I generated a better model in P5 and realized by this point I wanted to create a new composition. I wanted to focus it on a floating human figure, so I posed a model and exported a .obj file. Doing work in P5 was much more efficient. I looked a bit at examples on OpenProcessing and found a project where I really liked the shading and lighting. So I downloaded the code and used that aspect of it in my scene. I ended up posing a central floating figure with about 40 randomly sized orbs floating around him. I also generated some extra light orbs and colors, and tweaked the intensity until I had something I liked.
Generative DeStijl
Yang Yang
This series of work is inspired by Piet Mondrian’s Composition paintings. Many other De Stijl
artists also created works that explore the composition of colors and geometries. I was curious
about why the artists choose to paint this composition but not the other. Was it purely because
they were more visually pleasing to human eyes? What is the rule of the harmony that the
artists pursued? Therefore I created this Generative De Stijl art series to explore what are the
possible compositions that the artist never picked and the difference between this works and the
ones that had been produced in the art history.
deliberation field
Pedro Veloso
deliberation field is a diagrammatic representation of information exchanges, such as dialogues, conflicts and discourses. It approaches the topic by representing the influence of the agents’ position (ideological and spatial) on the behavior of other agents and on the construction of the environment.
A circle (a) defines the boundary of the field. This circle is divided in n points (b) that are used to define which curves of the vector field are going to be visualized / integrated. Inside this field, points are generated along the time (c and e), representing different actors joining the deliberation. This points have real numbers as their charges, which corresponds to a certain ideological position. As the time passes, more points join the deliberation field, changing the shape of the curves (d, f and g).

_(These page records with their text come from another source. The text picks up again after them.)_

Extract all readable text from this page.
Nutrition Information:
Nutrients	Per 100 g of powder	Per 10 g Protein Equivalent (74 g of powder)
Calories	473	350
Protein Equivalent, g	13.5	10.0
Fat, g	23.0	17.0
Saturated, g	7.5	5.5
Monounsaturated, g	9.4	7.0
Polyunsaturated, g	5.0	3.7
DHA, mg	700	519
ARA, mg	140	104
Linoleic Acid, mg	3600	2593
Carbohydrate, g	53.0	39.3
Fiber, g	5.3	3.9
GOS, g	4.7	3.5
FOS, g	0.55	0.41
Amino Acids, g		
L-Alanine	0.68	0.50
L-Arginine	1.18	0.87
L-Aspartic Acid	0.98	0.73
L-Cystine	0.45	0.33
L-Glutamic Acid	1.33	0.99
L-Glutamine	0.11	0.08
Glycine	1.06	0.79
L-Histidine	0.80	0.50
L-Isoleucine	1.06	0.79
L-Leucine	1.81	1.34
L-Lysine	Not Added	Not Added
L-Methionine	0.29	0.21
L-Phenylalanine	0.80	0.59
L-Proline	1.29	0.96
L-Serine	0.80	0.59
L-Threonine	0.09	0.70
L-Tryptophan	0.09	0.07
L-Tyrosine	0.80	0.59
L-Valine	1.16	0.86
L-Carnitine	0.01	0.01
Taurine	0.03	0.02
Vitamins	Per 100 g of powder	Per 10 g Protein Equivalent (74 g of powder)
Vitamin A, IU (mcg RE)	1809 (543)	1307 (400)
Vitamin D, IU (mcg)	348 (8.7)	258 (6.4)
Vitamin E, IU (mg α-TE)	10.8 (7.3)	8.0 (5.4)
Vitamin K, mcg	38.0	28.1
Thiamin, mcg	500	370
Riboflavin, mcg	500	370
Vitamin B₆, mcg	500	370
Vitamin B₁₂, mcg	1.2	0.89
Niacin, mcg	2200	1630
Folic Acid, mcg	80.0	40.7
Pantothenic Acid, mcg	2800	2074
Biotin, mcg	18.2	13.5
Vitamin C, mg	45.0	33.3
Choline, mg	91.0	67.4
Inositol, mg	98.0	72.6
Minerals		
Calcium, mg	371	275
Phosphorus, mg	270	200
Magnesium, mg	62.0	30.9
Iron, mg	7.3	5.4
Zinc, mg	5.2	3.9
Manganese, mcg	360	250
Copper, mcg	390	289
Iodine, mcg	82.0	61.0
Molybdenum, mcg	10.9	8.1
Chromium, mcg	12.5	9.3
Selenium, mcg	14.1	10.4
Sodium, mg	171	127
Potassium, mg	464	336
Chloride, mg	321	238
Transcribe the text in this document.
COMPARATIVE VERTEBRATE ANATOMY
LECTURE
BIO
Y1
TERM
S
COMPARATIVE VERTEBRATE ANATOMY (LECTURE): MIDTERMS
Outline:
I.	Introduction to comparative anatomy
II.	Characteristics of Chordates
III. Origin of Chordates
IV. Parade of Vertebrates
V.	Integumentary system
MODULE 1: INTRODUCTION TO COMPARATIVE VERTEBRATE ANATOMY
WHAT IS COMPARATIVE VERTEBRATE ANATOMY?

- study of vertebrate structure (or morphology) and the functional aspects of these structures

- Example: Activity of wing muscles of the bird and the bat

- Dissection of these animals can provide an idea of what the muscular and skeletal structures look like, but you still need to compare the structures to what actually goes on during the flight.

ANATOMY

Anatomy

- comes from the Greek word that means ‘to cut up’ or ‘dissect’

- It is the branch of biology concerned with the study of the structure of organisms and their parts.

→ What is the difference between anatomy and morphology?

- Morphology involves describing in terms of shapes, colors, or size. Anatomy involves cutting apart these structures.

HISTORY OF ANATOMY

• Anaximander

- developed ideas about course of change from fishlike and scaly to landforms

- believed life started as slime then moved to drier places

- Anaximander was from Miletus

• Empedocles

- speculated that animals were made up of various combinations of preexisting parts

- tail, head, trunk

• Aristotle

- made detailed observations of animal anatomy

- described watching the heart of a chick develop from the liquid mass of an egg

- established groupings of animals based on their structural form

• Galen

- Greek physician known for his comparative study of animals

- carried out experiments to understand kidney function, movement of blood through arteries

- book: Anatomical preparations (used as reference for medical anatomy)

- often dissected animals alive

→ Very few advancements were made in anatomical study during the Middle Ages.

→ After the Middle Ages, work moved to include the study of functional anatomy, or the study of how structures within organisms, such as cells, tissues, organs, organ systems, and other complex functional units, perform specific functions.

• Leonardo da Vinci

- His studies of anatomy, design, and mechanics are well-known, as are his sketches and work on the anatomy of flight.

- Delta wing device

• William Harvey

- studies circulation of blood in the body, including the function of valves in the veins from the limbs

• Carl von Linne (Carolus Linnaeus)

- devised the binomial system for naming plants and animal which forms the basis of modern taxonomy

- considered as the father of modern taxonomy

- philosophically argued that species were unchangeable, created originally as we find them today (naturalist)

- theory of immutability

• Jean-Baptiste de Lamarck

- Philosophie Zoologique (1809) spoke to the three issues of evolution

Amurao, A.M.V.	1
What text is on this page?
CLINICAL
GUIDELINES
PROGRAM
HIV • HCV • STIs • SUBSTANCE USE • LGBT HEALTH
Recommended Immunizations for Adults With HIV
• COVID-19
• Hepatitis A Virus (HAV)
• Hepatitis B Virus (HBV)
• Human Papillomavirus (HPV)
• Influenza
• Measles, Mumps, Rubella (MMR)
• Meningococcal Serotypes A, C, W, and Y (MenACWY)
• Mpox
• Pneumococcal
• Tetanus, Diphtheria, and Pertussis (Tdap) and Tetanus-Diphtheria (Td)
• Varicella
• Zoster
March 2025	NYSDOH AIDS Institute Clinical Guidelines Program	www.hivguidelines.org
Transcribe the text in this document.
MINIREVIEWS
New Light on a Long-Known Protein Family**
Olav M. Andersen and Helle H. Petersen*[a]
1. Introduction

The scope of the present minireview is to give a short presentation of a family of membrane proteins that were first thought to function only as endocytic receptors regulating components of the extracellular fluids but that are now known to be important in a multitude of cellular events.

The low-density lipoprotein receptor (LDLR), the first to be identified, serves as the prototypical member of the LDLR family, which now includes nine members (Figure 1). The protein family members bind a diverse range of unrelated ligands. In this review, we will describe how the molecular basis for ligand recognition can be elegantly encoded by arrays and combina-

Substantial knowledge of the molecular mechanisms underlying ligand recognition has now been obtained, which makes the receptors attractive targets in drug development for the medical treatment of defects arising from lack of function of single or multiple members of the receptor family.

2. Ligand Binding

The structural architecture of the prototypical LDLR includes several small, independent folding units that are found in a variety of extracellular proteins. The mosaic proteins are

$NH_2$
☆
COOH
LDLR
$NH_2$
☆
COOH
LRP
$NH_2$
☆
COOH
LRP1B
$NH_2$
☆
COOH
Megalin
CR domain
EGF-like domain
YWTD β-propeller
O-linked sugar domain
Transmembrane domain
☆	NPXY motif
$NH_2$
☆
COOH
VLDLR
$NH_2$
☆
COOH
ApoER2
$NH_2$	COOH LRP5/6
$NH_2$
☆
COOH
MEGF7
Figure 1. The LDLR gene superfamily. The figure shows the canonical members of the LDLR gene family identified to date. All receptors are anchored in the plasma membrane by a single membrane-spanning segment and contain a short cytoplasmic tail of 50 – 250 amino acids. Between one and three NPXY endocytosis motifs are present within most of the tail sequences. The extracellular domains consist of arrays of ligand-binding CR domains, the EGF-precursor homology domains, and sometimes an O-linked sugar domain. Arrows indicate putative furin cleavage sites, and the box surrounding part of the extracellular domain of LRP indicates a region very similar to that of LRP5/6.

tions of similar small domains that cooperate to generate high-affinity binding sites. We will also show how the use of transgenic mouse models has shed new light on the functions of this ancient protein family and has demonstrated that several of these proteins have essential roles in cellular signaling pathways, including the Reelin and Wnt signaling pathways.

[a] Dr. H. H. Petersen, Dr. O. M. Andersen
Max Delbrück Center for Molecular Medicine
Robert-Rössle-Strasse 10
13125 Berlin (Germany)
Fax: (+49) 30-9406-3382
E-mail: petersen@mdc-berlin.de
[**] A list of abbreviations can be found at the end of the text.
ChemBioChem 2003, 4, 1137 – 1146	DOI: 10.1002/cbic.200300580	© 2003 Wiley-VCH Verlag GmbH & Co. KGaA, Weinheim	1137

The resulting artwork is a generative animation displaying the change of the deliberation field along the time. It starts with two agents and at certain interval, one more agent join the field. The initial setup (velocity, location, and charge) is defined randomly. The behavior of the agents (cohesion, separation, alignment, and staying inside the circle) changes with the development of the field.
Glitched Gloves
Lea Albaugh
What does it mean to glitch a textile? There are many examples of textiles with surface patterns
based on glitched pixel images, but while these are beautiful objects and interesting
from a fashion standpoint, they usually do not involve the underlying structure of textiles — they
might as well be printed on a poster, or a wall. In the domain of knitting, glitch can involve
dropped stitches, but there is a delicate balance between a knit object and a fully
incoherent tangle of yarn. This means that these "glitches" must often be either added minimally
or designed artisanally, which can undermine their intrigue as a mechanical process.
This is a project I've been meaning to do for some time, somewhat inspired by Golan Levin's
Augmented Hands project as well as by knitting machine code itself. Our knitting machine, a
Shima Seiki SWG "Wholegarment" machine, was originally designed for knitting gloves, and
the goal of glove knitting is intertwined with its mechanical and software design. Its
programming language, KnitPaint, really only supports two layers of nested loops as well as
macro expansion. While I did not implement this project directly in KnitPaint (among other
things, that language lacks support for randomness), the structure of the code is patterned after
the way factory knit jobs are designed.